Unió de Pagesos, junto con Apicultores Lleidatans, la Asociación de Apicultores de Barcelona, Apicultores Gerundenses Asociados, la Asociación Catalana de Apicultores y la Cooperativa Apícola Tarraconense, reclamará hoy, 23 de mayo, en una reunión con los responsables de la Dirección General de Política ambiental y Medio Natural del Departamento de Territorio, que se impliquen en el control y la expansión de la avispa velutina, ya que considera que la Administración no actúa con eficacia para controlar los nidos de esta especie depredadora de abejas . El sindicato considera que la Generalitat, aunque ha delegado en los ayuntamientos la gestión de la eliminación de los nidos, tiene que hacer un seguimiento de la expansión de la avispa velutina y de los daños que provoca a las colmenas y en la producción de los apicultores afectados.

Unió de Pagesos exige la máxima celeridad a la Administración para llevar a cabo las tareas de control y recuerda que solicitó el material necesario para la destrucción de nidos (trampas y líquidos atrayentes) el 30 de enero pero aún no ha recibido ninguna respuesta.

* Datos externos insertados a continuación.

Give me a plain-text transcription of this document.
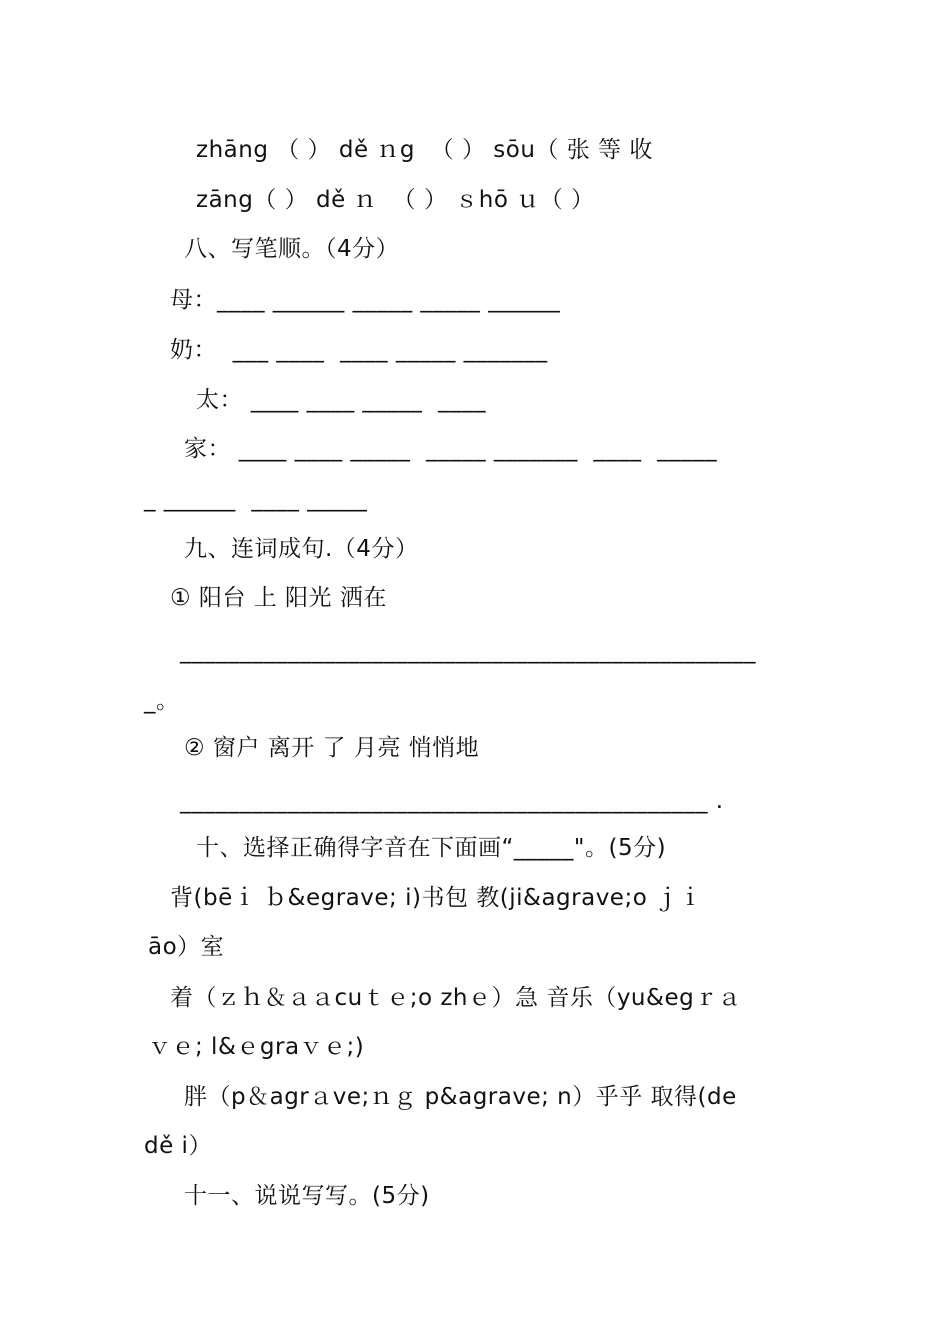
zhāng （ ） dě ｎg  （ ） sōu（ 张 等 收
zāng（ ） dě ｎ  （ ） ｓhō ｕ（ ）
八、写笔顺。（4分）
母：____ ______ _____ _____ ______
奶：  ___ ____  ____ _____ _______
太： ____ ____ _____  ____
家： ____ ____ _____  _____ _______  ____  _____
_ ______  ____ _____
九、连词成句.（4分）
① 阳台 上 阳光 洒在
________________________________________________
_。
② 窗户 离开 了 月亮 悄悄地
____________________________________________ .
十、选择正确得字音在下面画“_____"。(5分)
背(bēｉ ｂ&egrave; i)书包 教(ji&agrave;o ｊｉ
āo）室
着（ｚｈ＆ａａcuｔｅ;o zhｅ）急 音乐（yu&egｒａ
ｖｅ; l&ｅgraｖｅ;)
胖（p＆agrａve;ｎｇ p&agrave; n）乎乎 取得(de
dě i）
十一、说说写写。(5分)
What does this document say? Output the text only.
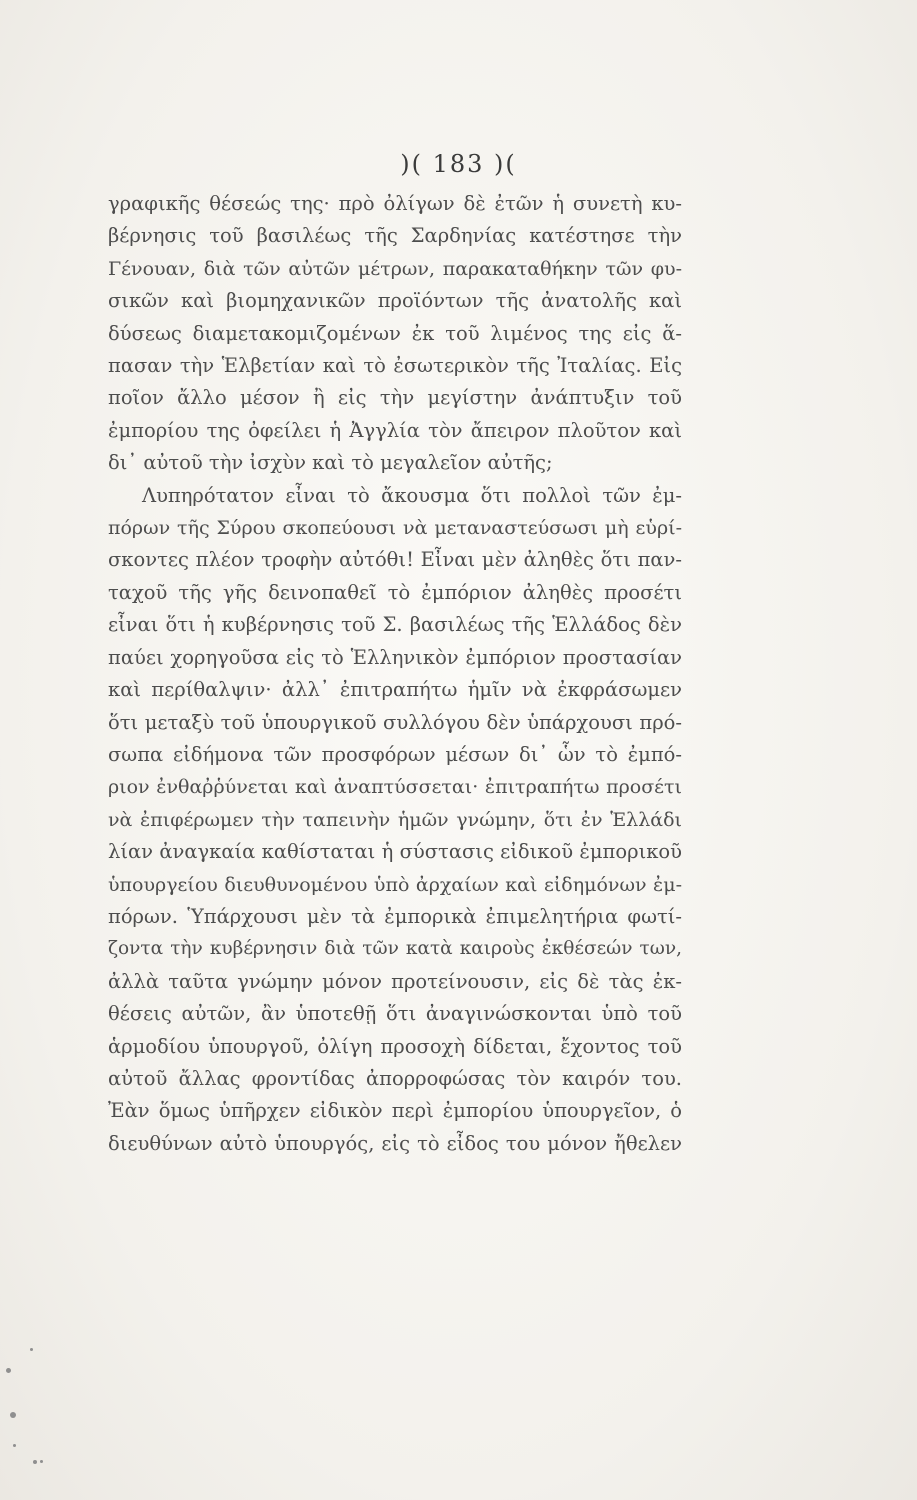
)( 183 )(
γραφικῆς θέσεώς της· πρὸ ὀλίγων δὲ ἐτῶν ἡ συνετὴ κυ-
βέρνησις τοῦ βασιλέως τῆς Σαρδηνίας κατέστησε τὴν
Γένουαν, διὰ τῶν αὐτῶν μέτρων, παρακαταθήκην τῶν φυ-
σικῶν καὶ βιομηχανικῶν προϊόντων τῆς ἀνατολῆς καὶ
δύσεως διαμετακομιζομένων ἐκ τοῦ λιμένος της εἰς ἅ-
πασαν τὴν Ἑλβετίαν καὶ τὸ ἐσωτερικὸν τῆς Ἰταλίας. Εἰς
ποῖον ἄλλο μέσον ἢ εἰς τὴν μεγίστην ἀνάπτυξιν τοῦ
ἐμπορίου της ὀφείλει ἡ Ἀγγλία τὸν ἄπειρον πλοῦτον καὶ
δι᾿ αὐτοῦ τὴν ἰσχὺν καὶ τὸ μεγαλεῖον αὐτῆς;
Λυπηρότατον εἶναι τὸ ἄκουσμα ὅτι πολλοὶ τῶν ἐμ-
πόρων τῆς Σύρου σκοπεύουσι νὰ μεταναστεύσωσι μὴ εὑρί-
σκοντες πλέον τροφὴν αὐτόθι! Εἶναι μὲν ἀληθὲς ὅτι παν-
ταχοῦ τῆς γῆς δεινοπαθεῖ τὸ ἐμπόριον ἀληθὲς προσέτι
εἶναι ὅτι ἡ κυβέρνησις τοῦ Σ. βασιλέως τῆς Ἑλλάδος δὲν
παύει χορηγοῦσα εἰς τὸ Ἑλληνικὸν ἐμπόριον προστασίαν
καὶ περίθαλψιν· ἀλλ᾿ ἐπιτραπήτω ἡμῖν νὰ ἐκφράσωμεν
ὅτι μεταξὺ τοῦ ὑπουργικοῦ συλλόγου δὲν ὑπάρχουσι πρό-
σωπα εἰδήμονα τῶν προσφόρων μέσων δι᾿ ὧν τὸ ἐμπό-
ριον ἐνθαῤῥύνεται καὶ ἀναπτύσσεται· ἐπιτραπήτω προσέτι
νὰ ἐπιφέρωμεν τὴν ταπεινὴν ἡμῶν γνώμην, ὅτι ἐν Ἑλλάδι
λίαν ἀναγκαία καθίσταται ἡ σύστασις εἰδικοῦ ἐμπορικοῦ
ὑπουργείου διευθυνομένου ὑπὸ ἀρχαίων καὶ εἰδημόνων ἐμ-
πόρων. Ὑπάρχουσι μὲν τὰ ἐμπορικὰ ἐπιμελητήρια φωτί-
ζοντα τὴν κυβέρνησιν διὰ τῶν κατὰ καιροὺς ἐκθέσεών των,
ἀλλὰ ταῦτα γνώμην μόνον προτείνουσιν, εἰς δὲ τὰς ἐκ-
θέσεις αὐτῶν, ἂν ὑποτεθῇ ὅτι ἀναγινώσκονται ὑπὸ τοῦ
ἁρμοδίου ὑπουργοῦ, ὀλίγη προσοχὴ δίδεται, ἔχοντος τοῦ
αὐτοῦ ἄλλας φροντίδας ἀπορροφώσας τὸν καιρόν του.
Ἐὰν ὅμως ὑπῆρχεν εἰδικὸν περὶ ἐμπορίου ὑπουργεῖον, ὁ
διευθύνων αὐτὸ ὑπουργός, εἰς τὸ εἶδος του μόνον ἤθελεν
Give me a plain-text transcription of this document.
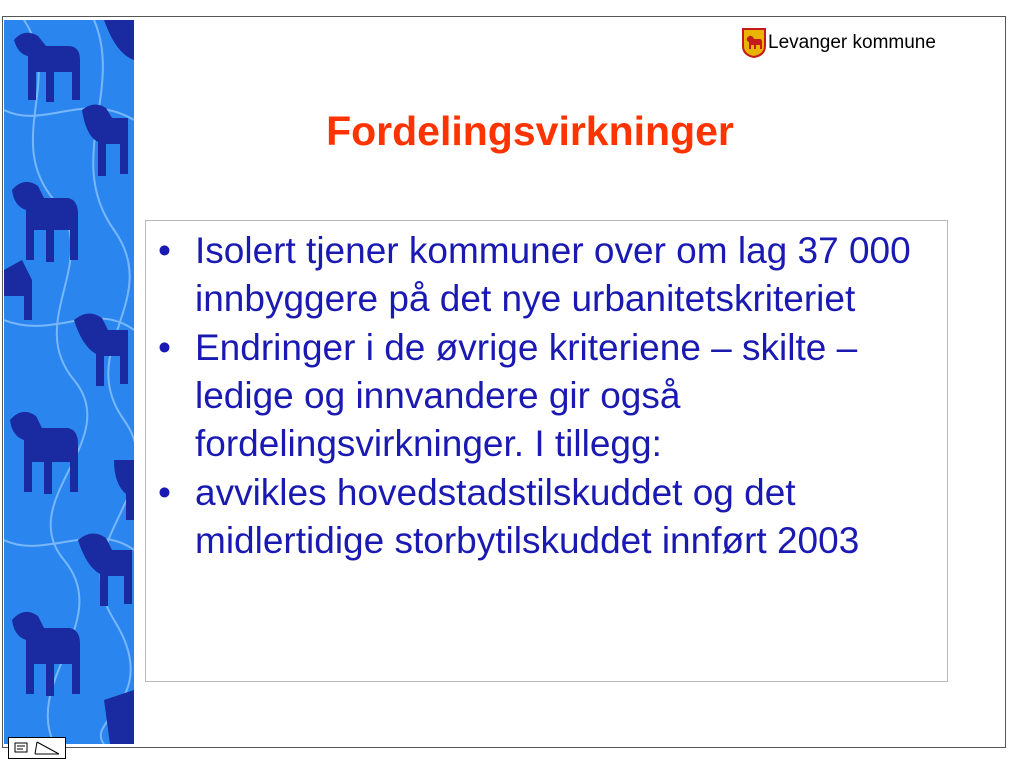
Levanger kommune
Fordelingsvirkninger
• Isolert tjener kommuner over om lag 37 000 innbyggere på det nye urbanitetskriteriet
• Endringer i de øvrige kriteriene – skilte – ledige og innvandere gir også fordelingsvirkninger. I tillegg:
• avvikles hovedstadstilskuddet og det midlertidige storbytilskuddet innført 2003
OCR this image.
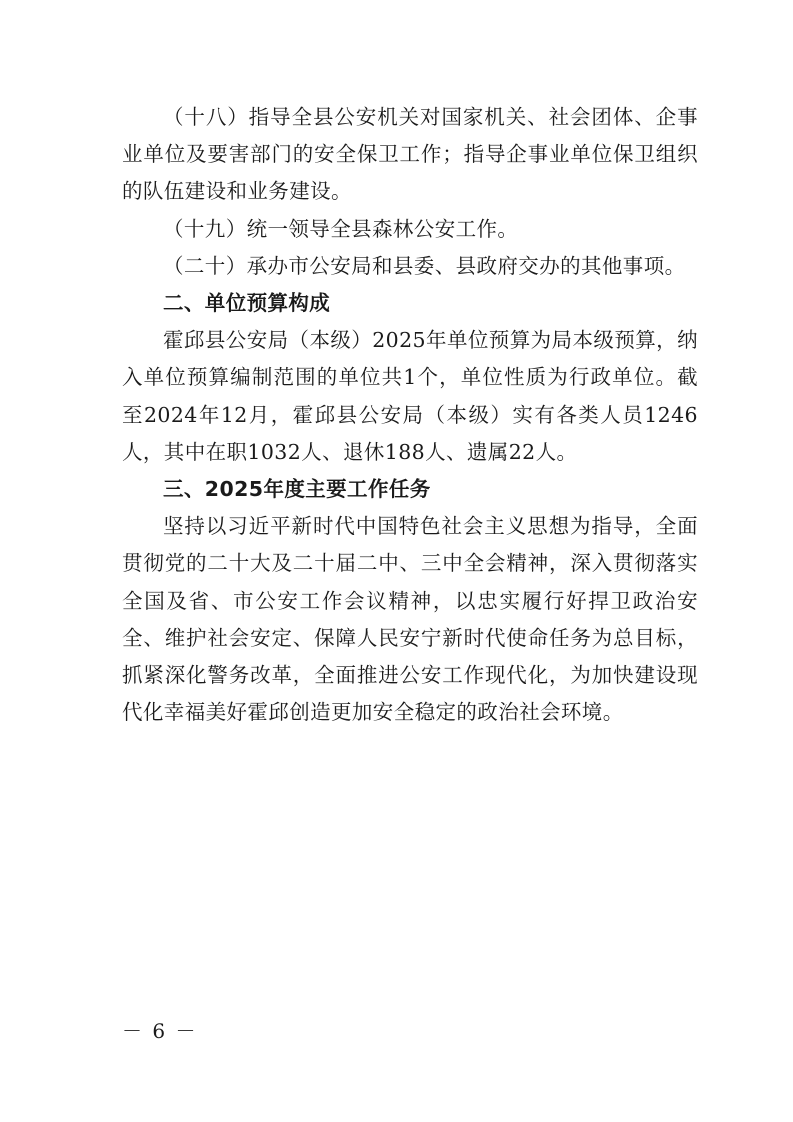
（十八）指导全县公安机关对国家机关、社会团体、企事业单位及要害部门的安全保卫工作；指导企事业单位保卫组织的队伍建设和业务建设。

（十九）统一领导全县森林公安工作。

（二十）承办市公安局和县委、县政府交办的其他事项。

二、单位预算构成

霍邱县公安局（本级）2025年单位预算为局本级预算，纳入单位预算编制范围的单位共1个，单位性质为行政单位。截至2024年12月，霍邱县公安局（本级）实有各类人员1246人，其中在职1032人、退休188人、遗属22人。

三、2025年度主要工作任务

坚持以习近平新时代中国特色社会主义思想为指导，全面贯彻党的二十大及二十届二中、三中全会精神，深入贯彻落实全国及省、市公安工作会议精神，以忠实履行好捍卫政治安全、维护社会安定、保障人民安宁新时代使命任务为总目标，抓紧深化警务改革，全面推进公安工作现代化，为加快建设现代化幸福美好霍邱创造更加安全稳定的政治社会环境。

－ 6 －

El sindicato también pide que la pérdida de colmenas por el efecto de esta especie no penalice en ningún caso el apicultor a la hora de recibir ayudas o en otras cuestiones como la adecuación de los módulos del IRPF.

La presencia de la avispa velutina, localizada sobre todo en las comarcas de Girona y con expansión en las centrales, ha ido aumentando desde que se detectó por primera vez en Cataluña en 2012. En 2015 se detectaron 54 reinas, que en el caso de no capturarse construyen un nido, y los cinco primeros meses de 2016 se encontraron 364, según datos de la Administración. Desde que comenzó en 2017, según Apicultores Gerundenses Asociados, se han localizado 680.

Unió de Pagesos también insiste en reclamar medidas para combatir los daños que causa el abejaruco en la apicultura: la descatalogación como especie protegida, la reintroducción de especies autóctonas depredadoras del abejaruco, como la serpiente verde; la determinación de las pérdidas que causa a las explotaciones y la recuperación de la ayuda por daños que la administración catalana dejó de compensar el 2013.

El perjuicio que provocan tanto el abejaruco como la avispa velutina a la apicultura es, sobre todo, debido a la inhibición del trabajo de los abejas, que no salen de las colmenas y, por tanto, hay una pérdida de producción. Su efecto depredador sobre la abeja reina puede suponer la pérdida de la polilla.